Since I started accepting guest posts, I’ve had to reject about 85% of the submissions.
So I thought I’d create this post to explain why and to help those who may be considering writing a guest post for this blog.
1) Your Post is Too General
Does the Web really need another generic article about SEO? The #1 reason I reject most guest posts is because the article is too wikipedia-like and can be found on numerous blogs or anywhere on the Web.
2) Too Much Theory. Not Enough Fact.
Let’s stick with the SEO topic since I seem to get so many articles on this. I am not going to publish a post about “5 plug-ins that will improve your search engine rankings” if you have no proof those plug-ins are really making an impact.
You all know my feelings about SEO and all the misleading info that’s circulating on the Web, so I’m not going to feed into it by publishing these overdone, theoretical posts.
As I mentioned on my guidelines page, I love guest posts where the author uses their own proof and examples (through screenshots, stories, etc.) to illustrate points made in the article. Not only does it make the post credible, but it’s just more interesting to read.
Yes, we all know contests can help generate traffic and exposure, but it’s more intriguing when the author explains how contests have worked for them. Carletta did a great job of that with her guest post.
3) You Ignore My Guidelines
It’s amazing how many people blatantly ignore the guidelines I wrote on the submission page. And the worst is when I get a post that is completely off-topic. Recently I received a guest post on kitchen cabinets.
Sometimes I wonder if people just haphazardly surf the Web looking for any and every place to submit their content. They don’t care how relevant the site is.
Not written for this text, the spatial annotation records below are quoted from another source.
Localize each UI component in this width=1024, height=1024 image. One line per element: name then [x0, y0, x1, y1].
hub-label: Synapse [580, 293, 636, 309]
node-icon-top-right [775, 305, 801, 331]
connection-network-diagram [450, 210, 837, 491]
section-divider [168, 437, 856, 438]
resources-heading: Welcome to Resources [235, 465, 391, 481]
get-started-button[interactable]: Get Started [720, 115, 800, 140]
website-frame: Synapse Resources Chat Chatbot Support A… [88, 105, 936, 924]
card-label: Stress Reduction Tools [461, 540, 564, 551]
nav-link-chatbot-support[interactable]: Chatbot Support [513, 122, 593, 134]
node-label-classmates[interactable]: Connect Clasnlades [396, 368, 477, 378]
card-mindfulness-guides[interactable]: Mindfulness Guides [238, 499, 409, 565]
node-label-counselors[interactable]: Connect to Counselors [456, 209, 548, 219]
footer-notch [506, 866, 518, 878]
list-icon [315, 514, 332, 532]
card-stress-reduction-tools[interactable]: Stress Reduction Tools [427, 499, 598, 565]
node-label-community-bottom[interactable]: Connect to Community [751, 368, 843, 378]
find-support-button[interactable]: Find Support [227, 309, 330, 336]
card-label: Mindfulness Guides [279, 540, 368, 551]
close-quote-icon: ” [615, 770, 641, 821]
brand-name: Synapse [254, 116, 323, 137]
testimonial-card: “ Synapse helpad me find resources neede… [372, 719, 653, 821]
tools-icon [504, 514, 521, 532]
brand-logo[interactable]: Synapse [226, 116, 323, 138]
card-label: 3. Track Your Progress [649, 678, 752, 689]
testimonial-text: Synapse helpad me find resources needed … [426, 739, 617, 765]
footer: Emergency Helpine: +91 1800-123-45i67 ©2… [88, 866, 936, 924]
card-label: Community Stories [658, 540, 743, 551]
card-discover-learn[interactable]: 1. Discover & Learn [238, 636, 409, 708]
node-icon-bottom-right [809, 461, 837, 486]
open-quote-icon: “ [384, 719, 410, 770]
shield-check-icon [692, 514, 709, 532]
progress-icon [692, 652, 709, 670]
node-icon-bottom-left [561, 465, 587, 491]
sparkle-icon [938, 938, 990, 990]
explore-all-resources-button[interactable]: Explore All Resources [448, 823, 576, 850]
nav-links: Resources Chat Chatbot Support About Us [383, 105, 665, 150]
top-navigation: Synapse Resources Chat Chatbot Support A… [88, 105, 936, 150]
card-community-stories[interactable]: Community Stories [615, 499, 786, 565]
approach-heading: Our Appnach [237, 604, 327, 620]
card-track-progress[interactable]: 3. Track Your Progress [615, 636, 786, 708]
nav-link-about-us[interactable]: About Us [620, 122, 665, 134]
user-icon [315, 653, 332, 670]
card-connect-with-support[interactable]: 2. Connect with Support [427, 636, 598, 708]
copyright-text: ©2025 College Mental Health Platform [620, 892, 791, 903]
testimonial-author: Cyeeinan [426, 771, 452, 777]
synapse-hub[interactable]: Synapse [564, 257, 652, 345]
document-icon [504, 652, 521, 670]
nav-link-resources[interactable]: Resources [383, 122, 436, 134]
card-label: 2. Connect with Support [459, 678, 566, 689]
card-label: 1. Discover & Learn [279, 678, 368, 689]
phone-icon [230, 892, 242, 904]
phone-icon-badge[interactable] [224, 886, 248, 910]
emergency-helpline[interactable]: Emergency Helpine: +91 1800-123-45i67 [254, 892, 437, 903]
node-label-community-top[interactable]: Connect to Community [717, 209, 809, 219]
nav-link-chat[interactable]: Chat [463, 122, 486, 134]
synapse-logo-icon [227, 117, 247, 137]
They are all about quantity and submit their content anywhere hoping someone will bite.
What an amazing waste of time! It’s much better to take the time to submit fewer articles to relevant places than submitting to every site you can find.
4) Your Post is Too Self Promotional
I don’t mind a guest poster plugging their site once or twice within an article if it fits the message and they are providing quality information.
Ann Smarty’s post on guest blogging had a few links to her site, but it was such a well-written article, I didn’t mind so much. Plus, the site was relevant to the piece.
This is actually a very clever way of promoting your website through guest posting. The trick is to provide enough useful information so the blog owner doesn’t mind the plug.
It’s about finding balance. Unfortunately many of the guest post submissions are too heavy on the self promotional side and very light on providing quality information. A guest post shouldn’t come across as a review or advertisement for your site, product or service.
5) Your Writing is Poor
Typos and poor grammar get no love on this blog. One major benefit of having guest posts is that I can take a break from writing, but if I have to spend an hour fixing your piece then what’s the point? Your guest post shouldn’t make more work for the blog owner.
How to Get Noticed
One way to improve your chances of getting your post accepted on any blog is to read though some of the blog’s existing posts. Really study the author’s writing style and take note of the post subject matter.
For example, I like revealing articles driven by personal experience. All you have to do is look at my recent posts and see how I often use my own experiences to illustrate points and educate. I rarely write encyclopedia-like posts, so a generic article explaining what affiliate marketing or SEO is probably won’t fly here.
It’s also a good idea to e-mail the blog owner before submitting the post to make sure your idea is on the right track. Of course, there’s still no guarantee your post will be accepted, but it will increase your chances.
Do you accept guest posts on your blog? What has your experience been like?